Millions of people across southern Africa are going hungry because of a historic drought that risks causing a full-scale humanitarian catastrophe, the United Nations warned Tuesday.
Five countries -- Lesotho, Malawi, Namibia, Zambia, and Zimbabwe -- have declared a state of national disaster in the past months as the drought has destroyed crops and livestock.
Angola and Mozambique are also severely affected, the UN's World Food Programme (WFP) said in a briefing.
The crisis is expected to deepen until the next harvests due in March or April next year, it warned.
"A historic drought -- the worst food crisis yet -- has devastated more than 27 million lives across the region," said the WFP spokesperson for southern Africa, Tomson Phiri.
"Some 21 million children are malnourished."
The WFP is distributing food and supporting relief programmes but has only received one-fifth of the $369 million it requires, Phiri said.

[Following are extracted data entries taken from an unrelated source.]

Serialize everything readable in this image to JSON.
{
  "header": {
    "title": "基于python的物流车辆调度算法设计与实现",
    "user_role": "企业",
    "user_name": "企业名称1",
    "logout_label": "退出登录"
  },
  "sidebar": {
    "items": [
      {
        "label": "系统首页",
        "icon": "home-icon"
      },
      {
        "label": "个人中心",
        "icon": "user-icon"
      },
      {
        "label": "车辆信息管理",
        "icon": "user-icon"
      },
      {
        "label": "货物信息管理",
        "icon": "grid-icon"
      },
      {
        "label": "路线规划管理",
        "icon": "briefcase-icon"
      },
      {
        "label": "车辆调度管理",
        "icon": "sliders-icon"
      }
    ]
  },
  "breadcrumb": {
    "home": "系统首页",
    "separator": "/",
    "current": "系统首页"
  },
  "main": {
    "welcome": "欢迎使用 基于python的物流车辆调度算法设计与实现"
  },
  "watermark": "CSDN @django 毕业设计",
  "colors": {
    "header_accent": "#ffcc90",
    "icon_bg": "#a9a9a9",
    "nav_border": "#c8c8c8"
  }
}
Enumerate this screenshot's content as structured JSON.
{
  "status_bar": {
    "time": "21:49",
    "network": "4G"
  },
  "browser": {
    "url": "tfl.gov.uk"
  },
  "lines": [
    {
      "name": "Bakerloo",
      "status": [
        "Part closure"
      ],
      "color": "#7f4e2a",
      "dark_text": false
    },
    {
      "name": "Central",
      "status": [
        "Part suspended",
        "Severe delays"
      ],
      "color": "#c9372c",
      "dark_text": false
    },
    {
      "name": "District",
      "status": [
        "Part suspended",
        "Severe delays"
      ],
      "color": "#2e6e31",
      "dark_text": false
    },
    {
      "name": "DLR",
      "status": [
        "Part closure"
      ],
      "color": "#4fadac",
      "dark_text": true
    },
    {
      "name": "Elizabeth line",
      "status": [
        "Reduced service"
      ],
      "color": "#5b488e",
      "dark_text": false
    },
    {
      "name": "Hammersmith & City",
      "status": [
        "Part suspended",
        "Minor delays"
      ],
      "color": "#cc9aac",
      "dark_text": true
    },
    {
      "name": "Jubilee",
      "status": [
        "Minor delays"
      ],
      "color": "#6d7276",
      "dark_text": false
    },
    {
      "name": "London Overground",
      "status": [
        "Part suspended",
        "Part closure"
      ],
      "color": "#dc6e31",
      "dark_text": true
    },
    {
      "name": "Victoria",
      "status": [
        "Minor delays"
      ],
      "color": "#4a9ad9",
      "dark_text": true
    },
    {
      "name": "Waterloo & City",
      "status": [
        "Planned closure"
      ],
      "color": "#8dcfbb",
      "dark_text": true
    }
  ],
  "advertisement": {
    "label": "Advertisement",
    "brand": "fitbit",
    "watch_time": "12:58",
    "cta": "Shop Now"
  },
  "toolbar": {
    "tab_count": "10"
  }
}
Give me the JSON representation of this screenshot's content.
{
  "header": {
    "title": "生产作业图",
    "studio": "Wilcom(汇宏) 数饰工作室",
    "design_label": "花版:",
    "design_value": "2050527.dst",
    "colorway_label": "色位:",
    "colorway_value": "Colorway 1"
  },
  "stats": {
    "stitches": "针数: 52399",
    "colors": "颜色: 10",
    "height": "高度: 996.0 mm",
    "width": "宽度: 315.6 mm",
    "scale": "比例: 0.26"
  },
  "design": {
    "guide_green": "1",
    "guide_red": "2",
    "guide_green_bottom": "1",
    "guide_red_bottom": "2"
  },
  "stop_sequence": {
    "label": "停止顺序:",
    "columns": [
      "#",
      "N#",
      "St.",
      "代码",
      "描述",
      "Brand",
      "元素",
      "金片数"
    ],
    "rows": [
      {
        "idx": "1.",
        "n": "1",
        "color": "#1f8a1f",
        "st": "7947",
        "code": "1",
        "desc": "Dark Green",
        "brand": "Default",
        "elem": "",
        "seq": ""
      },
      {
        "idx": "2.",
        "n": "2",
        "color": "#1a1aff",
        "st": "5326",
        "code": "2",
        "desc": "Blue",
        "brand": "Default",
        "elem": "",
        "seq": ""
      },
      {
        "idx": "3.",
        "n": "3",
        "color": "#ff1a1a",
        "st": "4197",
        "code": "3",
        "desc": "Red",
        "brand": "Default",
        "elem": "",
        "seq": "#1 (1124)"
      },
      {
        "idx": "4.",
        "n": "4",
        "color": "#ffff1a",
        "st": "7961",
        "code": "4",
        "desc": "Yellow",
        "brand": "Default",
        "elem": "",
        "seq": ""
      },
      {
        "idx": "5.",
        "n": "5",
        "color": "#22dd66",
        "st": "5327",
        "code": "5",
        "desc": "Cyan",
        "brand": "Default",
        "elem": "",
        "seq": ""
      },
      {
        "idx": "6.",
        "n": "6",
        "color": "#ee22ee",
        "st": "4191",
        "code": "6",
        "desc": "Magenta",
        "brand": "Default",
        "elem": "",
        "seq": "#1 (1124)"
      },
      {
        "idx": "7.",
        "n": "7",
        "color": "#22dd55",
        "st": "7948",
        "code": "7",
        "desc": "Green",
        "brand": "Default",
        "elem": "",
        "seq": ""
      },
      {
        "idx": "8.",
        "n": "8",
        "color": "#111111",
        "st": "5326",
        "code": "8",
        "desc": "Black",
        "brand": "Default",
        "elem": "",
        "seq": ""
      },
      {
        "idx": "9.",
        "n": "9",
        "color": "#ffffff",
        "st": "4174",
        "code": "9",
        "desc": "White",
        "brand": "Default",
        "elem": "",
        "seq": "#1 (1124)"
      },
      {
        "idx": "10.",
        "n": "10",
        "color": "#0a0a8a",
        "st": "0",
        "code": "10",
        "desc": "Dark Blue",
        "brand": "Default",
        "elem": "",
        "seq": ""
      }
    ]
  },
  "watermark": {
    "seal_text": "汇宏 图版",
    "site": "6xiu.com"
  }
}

Urgent assistance was required to prevent the drought "deepening into a full-scale humanitarian catastrophe".
The drought has been triggered by the recurring El Nino weather phenomenon, which leads to dry conditions in some regions of the world and excessive rain in others.
A UN official told AFP in July that, according to some estimates, it was the worst drought to hit the region in a century.
It has wiped out 70 percent of the harvest in Zambia and 80 percent in Zimbabwe, WFP's acting regional director for southern Africa, Lola Castro, said.
The lack of rain has also slashed hydropower capacity in the region, leading to major electricity cuts, while Zimbabwe and Namibia have announced wildlife culls to relieve pressure on resources.